The shift within the top leadership at the commerce ministry comes as Beijing pursues a hardline stance in an intensifying trade war with Washington triggered by Trump’s steep tariffs on items imported from China.
The abrupt change also took place in the middle of President Xi Jinping’s tour of Southeast Asia to consolidate economic and trading ties with close neighbours amid the standoff with the U.S.
Commerce Minister Wang Wentao was among senior officials flanking Xi on his visit to Vietnam, Malaysia and Cambodia this week.
Alfredo Montufar-Helu, a senior adviser to the Conference Board’s China Center said the change was “very abrupt and potentially disruptive” given how quickly trade tensions had escalated and in light of Wang’s experience negotiating with the U.S. since the first Trump administration.
“We can only speculate as to why this happened at this precise moment; but it might be that in the view of China’s top leadership, given how tensions have continued escalating, they need someone else to break the impasse in which both countries find themselves and finally start negotiating,” he said.
Unlike multiple other nations which have responded to Trump’s plans for punitive tariffs by seeking bilateral deals with Washington, Beijing has raised its own levies on U.S. goods in response and has not sought talks, which it says can only be conducted on the basis of mutual respect and equality.
Washington said on Tuesday that Trump was open to making a trade deal with China but Beijing should make the first move, insisting that China needed “our money”.
‘TARIFF SHOCKS’
Li, who was China’s ambassador to the WTO for more than four years, previously held several key jobs in the commerce ministry, such as in departments overseeing treaties and law and fair trade. He also has an academic background in the elite Peking University and Germany’s Hamburg University.
On March 31, Li attended a Chinese private entrepreneurs forum as a “leader” of the commerce ministry, according to a state media readout of the meeting, one of the first official hints of an impending move to a new role.
“It seems like a routine promotion with nothing abnormal, but now is obviously a sensitive period due to U.S.-China tensions,” said Alfred Wu, associate professor at the National University of Singapore.
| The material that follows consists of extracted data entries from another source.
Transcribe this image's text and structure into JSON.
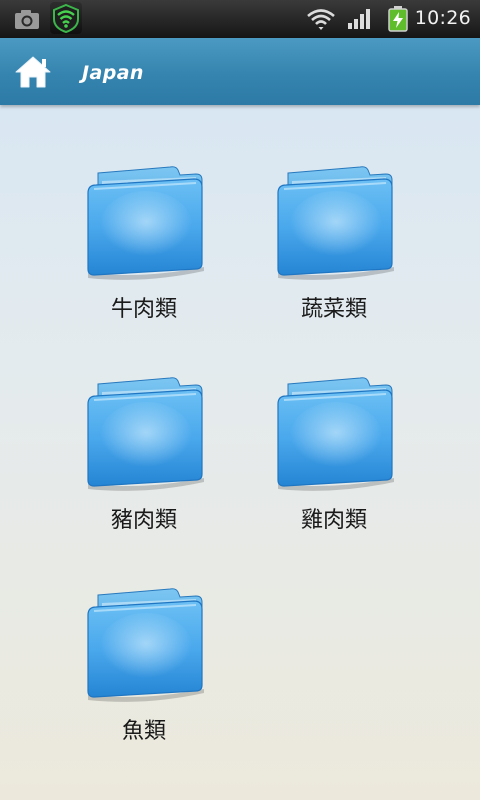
{
  "status_bar": {
    "time": "10:26",
    "icons": [
      "camera-icon",
      "shield-wifi-app-icon",
      "wifi-icon",
      "signal-icon",
      "battery-charging-icon"
    ]
  },
  "header": {
    "title": "Japan",
    "home_icon": "home-icon"
  },
  "categories": [
    {
      "label": "牛肉類",
      "icon": "folder-icon"
    },
    {
      "label": "蔬菜類",
      "icon": "folder-icon"
    },
    {
      "label": "豬肉類",
      "icon": "folder-icon"
    },
    {
      "label": "雞肉類",
      "icon": "folder-icon"
    },
    {
      "label": "魚類",
      "icon": "folder-icon"
    }
  ],
  "colors": {
    "header": "#3584af",
    "folder": "#4aa8e8"
  }
}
At a February WTO meeting in Geneva, Li slammed the U.S. for arbitrarily imposing tariffs on its trading partners, including China.
Last week, China filed a new complaint with the WTO expressing “grave concern” over U.S. tariffs, accusing Washington of violating WTO rules.
“Li is a lawyer by training, which positions him better than Wang Shouwen to handle the complex legal issues that are emerging in the current negotiations,” said Henry Gao, professor of law at Singapore Management University.
“This change indicates that China is prepared to address legal matters more comprehensively in this round of talks. If anything, this shift demonstrates China’s willingness to delve into legal intricacies during negotiations, suggesting a strategic approach to resolving the ongoing trade war.”